Abstract The current investigation delineates the poly(lactide-co-glycolic acid) nanoparticles (PLGA NPs) formulation as the drug encapsulating assembly using nanoprecipitation method. Specifically, for the first time, 8-fluorotryptanthrin (Try, an IDO1 inhibitor) and 1-benzyl-2-butyl-1H-imidazo[4,5-c]quinolin-4 amine (BBIQ, a TLR7 agonist) have been encapsulated in the PLGA NPs.

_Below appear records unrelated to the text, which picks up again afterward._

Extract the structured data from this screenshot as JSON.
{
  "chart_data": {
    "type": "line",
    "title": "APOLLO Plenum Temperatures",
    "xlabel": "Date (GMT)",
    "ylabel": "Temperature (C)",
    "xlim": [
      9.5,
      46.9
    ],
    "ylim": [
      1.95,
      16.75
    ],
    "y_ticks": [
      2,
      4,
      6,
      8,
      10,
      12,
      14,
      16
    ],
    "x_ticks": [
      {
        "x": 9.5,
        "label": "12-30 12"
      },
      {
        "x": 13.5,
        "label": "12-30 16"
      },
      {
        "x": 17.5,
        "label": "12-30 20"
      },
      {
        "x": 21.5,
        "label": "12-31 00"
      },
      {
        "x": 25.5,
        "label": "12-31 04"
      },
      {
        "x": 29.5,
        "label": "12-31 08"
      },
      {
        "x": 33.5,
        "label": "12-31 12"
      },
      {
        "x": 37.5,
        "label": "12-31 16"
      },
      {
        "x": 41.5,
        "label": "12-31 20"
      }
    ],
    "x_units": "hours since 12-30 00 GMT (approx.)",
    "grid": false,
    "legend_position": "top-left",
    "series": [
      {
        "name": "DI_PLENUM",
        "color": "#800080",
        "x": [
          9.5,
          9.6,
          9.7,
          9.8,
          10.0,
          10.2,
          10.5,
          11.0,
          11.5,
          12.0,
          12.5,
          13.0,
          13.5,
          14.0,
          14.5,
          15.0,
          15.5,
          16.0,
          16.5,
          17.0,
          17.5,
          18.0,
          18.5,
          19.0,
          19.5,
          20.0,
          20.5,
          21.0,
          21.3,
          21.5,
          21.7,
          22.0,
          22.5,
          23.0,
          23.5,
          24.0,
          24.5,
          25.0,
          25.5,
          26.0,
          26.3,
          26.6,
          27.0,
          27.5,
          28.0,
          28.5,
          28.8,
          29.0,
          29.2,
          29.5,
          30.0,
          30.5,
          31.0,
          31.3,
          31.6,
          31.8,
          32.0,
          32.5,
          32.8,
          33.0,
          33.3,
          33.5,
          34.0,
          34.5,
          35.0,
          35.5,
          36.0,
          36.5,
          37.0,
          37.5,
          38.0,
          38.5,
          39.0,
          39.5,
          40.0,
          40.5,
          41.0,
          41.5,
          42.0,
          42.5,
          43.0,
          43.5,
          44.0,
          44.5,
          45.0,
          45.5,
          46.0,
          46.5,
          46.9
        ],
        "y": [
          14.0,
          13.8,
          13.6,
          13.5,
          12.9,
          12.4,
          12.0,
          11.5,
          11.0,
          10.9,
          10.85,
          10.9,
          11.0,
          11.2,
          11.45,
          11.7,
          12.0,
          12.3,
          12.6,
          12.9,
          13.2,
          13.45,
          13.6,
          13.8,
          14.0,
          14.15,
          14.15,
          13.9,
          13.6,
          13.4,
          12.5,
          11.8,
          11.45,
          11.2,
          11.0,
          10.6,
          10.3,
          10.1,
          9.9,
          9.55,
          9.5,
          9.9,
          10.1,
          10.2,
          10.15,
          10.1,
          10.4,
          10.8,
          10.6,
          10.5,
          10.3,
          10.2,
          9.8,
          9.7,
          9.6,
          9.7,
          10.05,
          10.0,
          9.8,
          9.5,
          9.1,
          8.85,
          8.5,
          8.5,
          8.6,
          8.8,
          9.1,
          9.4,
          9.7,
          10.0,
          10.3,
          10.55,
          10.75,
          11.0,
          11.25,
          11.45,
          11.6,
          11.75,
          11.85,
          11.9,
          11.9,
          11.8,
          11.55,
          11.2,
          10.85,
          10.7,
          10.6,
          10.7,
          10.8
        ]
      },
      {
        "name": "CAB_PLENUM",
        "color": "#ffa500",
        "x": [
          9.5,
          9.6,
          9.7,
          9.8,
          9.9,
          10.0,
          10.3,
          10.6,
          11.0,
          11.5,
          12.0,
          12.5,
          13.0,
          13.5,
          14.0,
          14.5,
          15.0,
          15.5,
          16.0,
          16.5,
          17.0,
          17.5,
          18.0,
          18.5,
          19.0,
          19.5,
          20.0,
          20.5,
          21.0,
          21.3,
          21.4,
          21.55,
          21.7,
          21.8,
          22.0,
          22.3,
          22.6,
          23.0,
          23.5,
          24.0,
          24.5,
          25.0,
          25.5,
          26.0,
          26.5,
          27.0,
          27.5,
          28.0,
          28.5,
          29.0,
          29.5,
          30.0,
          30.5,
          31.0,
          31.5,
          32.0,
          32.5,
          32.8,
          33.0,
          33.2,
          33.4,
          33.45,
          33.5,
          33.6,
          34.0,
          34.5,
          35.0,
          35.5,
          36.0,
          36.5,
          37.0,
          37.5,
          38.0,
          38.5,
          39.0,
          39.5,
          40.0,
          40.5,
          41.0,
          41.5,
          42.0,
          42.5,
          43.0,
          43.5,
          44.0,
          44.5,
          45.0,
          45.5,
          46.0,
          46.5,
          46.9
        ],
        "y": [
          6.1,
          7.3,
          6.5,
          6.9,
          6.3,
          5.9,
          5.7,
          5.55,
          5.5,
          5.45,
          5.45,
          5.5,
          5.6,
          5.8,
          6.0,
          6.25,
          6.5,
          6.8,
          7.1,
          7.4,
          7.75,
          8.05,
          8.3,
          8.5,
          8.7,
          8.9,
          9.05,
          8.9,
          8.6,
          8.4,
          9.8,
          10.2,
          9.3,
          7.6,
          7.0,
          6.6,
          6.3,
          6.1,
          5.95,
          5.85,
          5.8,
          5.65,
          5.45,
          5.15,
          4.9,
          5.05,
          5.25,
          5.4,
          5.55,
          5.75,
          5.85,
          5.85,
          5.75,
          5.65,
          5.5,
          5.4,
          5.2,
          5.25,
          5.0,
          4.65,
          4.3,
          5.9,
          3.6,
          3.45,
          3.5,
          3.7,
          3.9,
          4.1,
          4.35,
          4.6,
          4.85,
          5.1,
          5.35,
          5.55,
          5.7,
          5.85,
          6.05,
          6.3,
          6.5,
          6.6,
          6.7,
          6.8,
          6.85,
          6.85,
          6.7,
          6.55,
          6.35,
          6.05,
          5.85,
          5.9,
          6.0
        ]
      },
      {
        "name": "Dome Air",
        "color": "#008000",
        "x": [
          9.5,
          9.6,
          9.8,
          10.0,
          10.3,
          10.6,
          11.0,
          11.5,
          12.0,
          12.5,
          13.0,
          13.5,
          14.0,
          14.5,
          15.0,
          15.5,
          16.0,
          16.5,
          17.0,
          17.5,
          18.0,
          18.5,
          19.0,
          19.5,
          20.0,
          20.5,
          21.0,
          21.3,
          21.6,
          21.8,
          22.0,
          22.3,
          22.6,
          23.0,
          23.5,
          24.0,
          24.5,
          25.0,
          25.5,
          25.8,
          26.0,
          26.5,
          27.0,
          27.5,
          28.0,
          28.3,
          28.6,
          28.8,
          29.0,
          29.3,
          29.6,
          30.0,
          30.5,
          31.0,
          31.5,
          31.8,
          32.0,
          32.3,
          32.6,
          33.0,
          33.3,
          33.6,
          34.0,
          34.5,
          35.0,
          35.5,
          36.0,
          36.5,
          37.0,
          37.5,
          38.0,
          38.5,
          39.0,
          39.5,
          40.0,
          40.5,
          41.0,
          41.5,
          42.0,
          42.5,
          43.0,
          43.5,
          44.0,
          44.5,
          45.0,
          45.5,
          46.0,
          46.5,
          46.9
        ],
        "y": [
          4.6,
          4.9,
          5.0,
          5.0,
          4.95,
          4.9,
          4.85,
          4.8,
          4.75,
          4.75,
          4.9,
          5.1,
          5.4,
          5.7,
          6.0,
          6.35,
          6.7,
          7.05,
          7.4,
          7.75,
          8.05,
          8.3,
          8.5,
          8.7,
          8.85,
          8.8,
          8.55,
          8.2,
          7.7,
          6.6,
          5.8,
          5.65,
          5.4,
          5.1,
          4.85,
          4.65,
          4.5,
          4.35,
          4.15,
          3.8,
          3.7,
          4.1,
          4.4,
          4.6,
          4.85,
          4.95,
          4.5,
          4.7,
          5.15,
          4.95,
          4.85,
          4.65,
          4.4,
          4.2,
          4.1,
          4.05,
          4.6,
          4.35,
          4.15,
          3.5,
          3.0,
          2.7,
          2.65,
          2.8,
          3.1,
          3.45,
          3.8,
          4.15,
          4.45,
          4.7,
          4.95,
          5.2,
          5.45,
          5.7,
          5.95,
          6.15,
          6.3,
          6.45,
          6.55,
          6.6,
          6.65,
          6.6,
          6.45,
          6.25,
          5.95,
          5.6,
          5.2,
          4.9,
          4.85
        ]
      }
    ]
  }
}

BBIQ and Try are the immunomodulating agents which have some shortcomings such as their low solubility and dose-related side effects associated with their systematic administration. To overcome these shortcomings, successful loading of the BBIQ and Try has been done in the polymer-based assembly. To confirm the surfactant coating and drug interaction with the NPs, differential scanning calorimetry and fourier transform infrared spectroscopy have been employed. Physicochemical characterization of the blank and loaded NPs has been done using dynamic light scattering, zeta potential, thermogravimetric analysis a high-resolution transmission electron microscope, atomic force microscopy, and X-ray diffraction analysis. To study the drug release behaviour of the NPs, drug release profiles and kinetic modelling was employed. Thus, co-encapsulation of BBIQ and try within the NPs have proven to be a promising assembly that can be investigated further in cancer vaccines.